Cuatro años después, se desarrolla el juicio contra los autores del crimen. El tribunal además contempla el reclamo de justicia y el recuerdo de una persona a la que todos describen como extraordinaria. La familia de la víctima lo designó a Quesada como uno de los tres amigos que comparecerán como testigos; por ello dejó temporalmente su tarea como entrenador de la selección de Italia y regresó a París para participar del proceso.

Delante del imponente Palais de Justice, ubicado en la Île de la Cité y a pocos metros de la Catedral de Notre Dame —cerca también del bar Mabillon, en el Boulevard Saint‑Germain, lugar donde se originó la pelea—, Quesada encontró un momento para explicar a LA NACION cómo vivió la declaración. Durante la pausa, también dio cuenta del peso emocional que implica rememorar aquel episodio.

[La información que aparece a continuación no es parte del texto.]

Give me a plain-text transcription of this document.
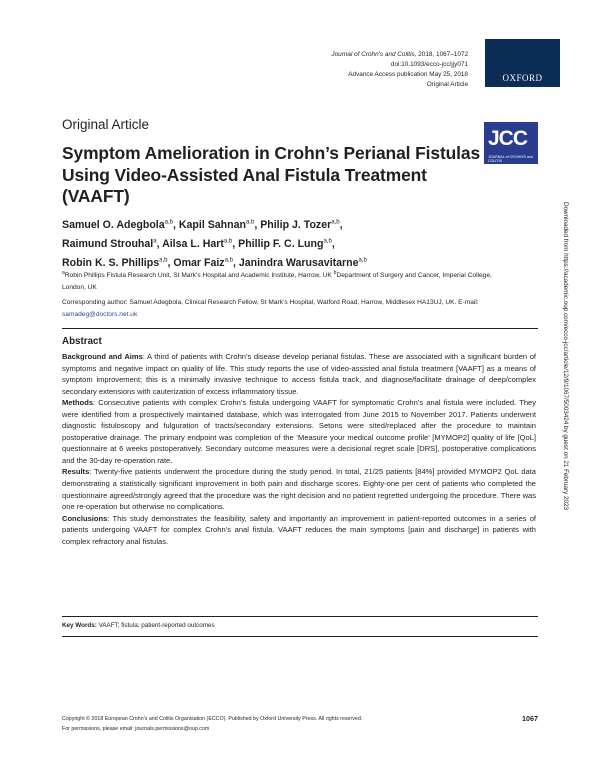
Journal of Crohn's and Colitis, 2018, 1067–1072
doi:10.1093/ecco-jcc/jjy071
Advance Access publication May 25, 2018
Original Article
OXFORD
JCC
JOURNAL of CROHN'S and COLITIS
Original Article
Symptom Amelioration in Crohn’s Perianal Fistulas Using Video-Assisted Anal Fistula Treatment (VAAFT)
Samuel O. Adegbola$^{a,b}$, Kapil Sahnan$^{a,b}$, Philip J. Tozer$^{a,b}$,
Raimund Strouhal$^a$, Ailsa L. Hart$^{a,b}$, Phillip F. C. Lung$^{a,b}$,
Robin K. S. Phillips$^{a,b}$, Omar Faiz$^{a,b}$, Janindra Warusavitarne$^{a,b}$
$^a$Robin Phillips Fistula Research Unit, St Mark’s Hospital and Academic Institute, Harrow, UK $^b$Department of Surgery and Cancer, Imperial College, London, UK
Corresponding author: Samuel Adegbola, Clinical Research Fellow, St Mark’s Hospital, Watford Road, Harrow, Middlesex HA13UJ, UK. E-mail: samadeg@doctors.net.uk
Abstract

Background and Aims: A third of patients with Crohn’s disease develop perianal fistulas. These are associated with a significant burden of symptoms and negative impact on quality of life. This study reports the use of video-assisted anal fistula treatment [VAAFT] as a means of symptom improvement; this is a minimally invasive technique to access fistula track, and diagnose/facilitate drainage of deep/complex secondary extensions with cauterization of excess inflammatory tissue.

Methods: Consecutive patients with complex Crohn’s fistula undergoing VAAFT for symptomatic Crohn’s anal fistula were included. They were identified from a prospectively maintained database, which was interrogated from June 2015 to November 2017. Patients underwent diagnostic fistuloscopy and fulguration of tracts/secondary extensions. Setons were sited/replaced after the procedure to maintain postoperative drainage. The primary endpoint was completion of the ‘Measure your medical outcome profile’ [MYMOP2] quality of life [QoL] questionnaire at 6 weeks postoperatively. Secondary outcome measures were a decisional regret scale [DRS], postoperative complications and the 30-day re-operation rate.

Results: Twenty-five patients underwent the procedure during the study period. In total, 21/25 patients [84%] provided MYMOP2 QoL data demonstrating a statistically significant improvement in both pain and discharge scores. Eighty-one per cent of patients who completed the questionnaire agreed/strongly agreed that the procedure was the right decision and no patient regretted undergoing the procedure. There was one re-operation but otherwise no complications.

Conclusions: This study demonstrates the feasibility, safety and importantly an improvement in patient-reported outcomes in a series of patients undergoing VAAFT for complex Crohn’s anal fistula. VAAFT reduces the main symptoms [pain and discharge] in patients with complex refractory anal fistulas.

Key Words: VAAFT; fistula; patient-reported outcomes
Copyright © 2018 European Crohn’s and Colitis Organisation (ECCO). Published by Oxford University Press. All rights reserved.
For permissions, please email: journals.permissions@oup.com
1067
Downloaded from https://academic.oup.com/ecco-jcc/article/12/9/1067/5003424 by guest on 21 February 2023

El exjugador afirmó que, pese a la enorme cantidad de amigos que tenía Fede y al cariño que le profesaban, fue una responsabilidad muy grande defender su honor y testificar sobre el carácter y la grandeza de su amigo. Explicó que, para sostener un testimonio claro frente a una defensa que apunta a la legítima defensa, trató de mantener un tono técnico y objetivo, sin abandonar la honestidad al describir a Aramburú. Reconoció que, en varios momentos, las emociones lo invadieron y tuvo que hacer una pausa para no perder el hilo de su relato, pero aseguró haber logrado transmitir quién era Fede y su verdadera esencia.

–¿Fuiste a París solo para declarar?– se le preguntó en la entrevista.

–Vine desde Italia. No había certeza de si era lunes o martes, así que compré un pasaje para llegar el domingo y regresar el miércoles. Bloqueé toda mi agenda para lunes, martes y miércoles…– respondió, dejando en claro que dejó de lado su trabajo para cumplir con este compromiso.

La grabación de su testimonio, que prosigue en la ciudad judicial francesa, forma parte de un esfuerzo conjunto para que se haga justicia y para que el recuerdo de Aramburú permanezca con el respeto que se ganó entre sus seres queridos y colegas.